1stup claims more that 1.5 million subscribers, a figure that puts it among the top ten Internet service providers in the country. Outside of the AltaVista deal, the company has announced partnerships with Washington-based TV station WJLA and sites like Gay.com. In addition, the company has finalized dozens of partnerships that it has either quietly announced or is preparing to launch. Katz predicts an "oncoming avalanche" of deals.

1stup was founded by a couple of college buddies from Stanford University who, even though they had no product to show, hung around the AltaVista offices in Palo Alto, Calif., and pressed the company for a distribution deal. That proved to be a very lucky move. When CMGI agreed to acquire AltaVista in September, the larger company decided that 1stup could serve as a valuable feeder company for some of its other properties.

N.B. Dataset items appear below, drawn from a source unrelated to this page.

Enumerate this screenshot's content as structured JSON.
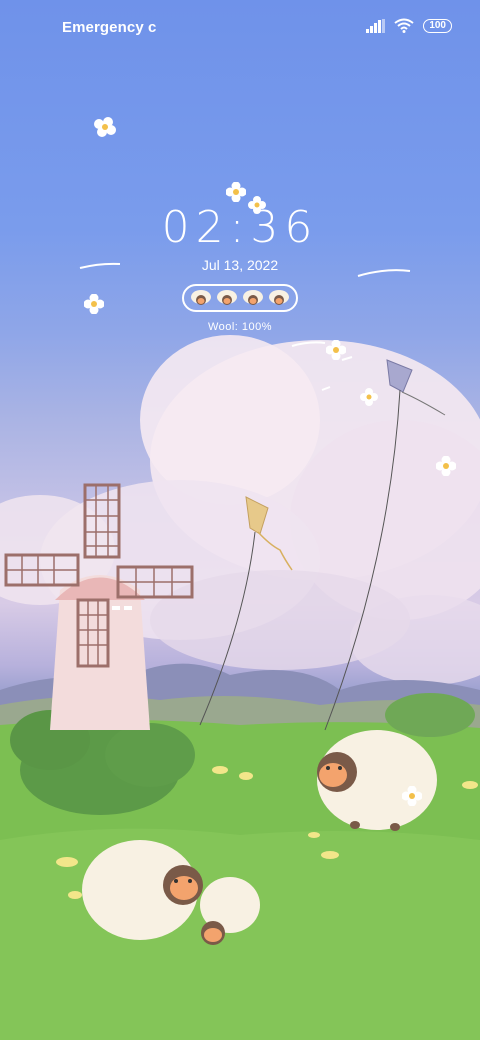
{
  "status_bar": {
    "left_text": "Emergency c",
    "battery_level": "100",
    "icons": [
      "signal-icon",
      "wifi-icon",
      "battery-icon"
    ]
  },
  "lock_screen": {
    "time": "02:36",
    "date": "Jul 13, 2022",
    "wool_label": "Wool: 100%",
    "wool_level_percent": 100,
    "sheep_count": 4
  },
  "colors": {
    "sky_top": "#6f92ea",
    "grass": "#7cbf52",
    "windmill": "#f3dcdc",
    "windmill_frame": "#9c6f6a",
    "kite": "#e7c98a"
  }
}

The company that made free access seem practical was NetZero, whose nearly 2 million registered users put it in the top tier of ISPs. But NetZero refuses to use partners to sell its service, offering its service only under the NetZero name. "We don't consider ourselves a competitor with NetZero, but with the distribution we get from AltaVista and Excite, it shouldn't be too hard to break through their numbers," says Katz. "They still have about a six-month head start on us."

"Analysts are predicting something like 13 million free ISP subscribers by 2002," Katz says. "I think that is too conservative. You're going to see deals with brick-and-mortar companies, computer manufacturers, and a whole number of online and offline companies."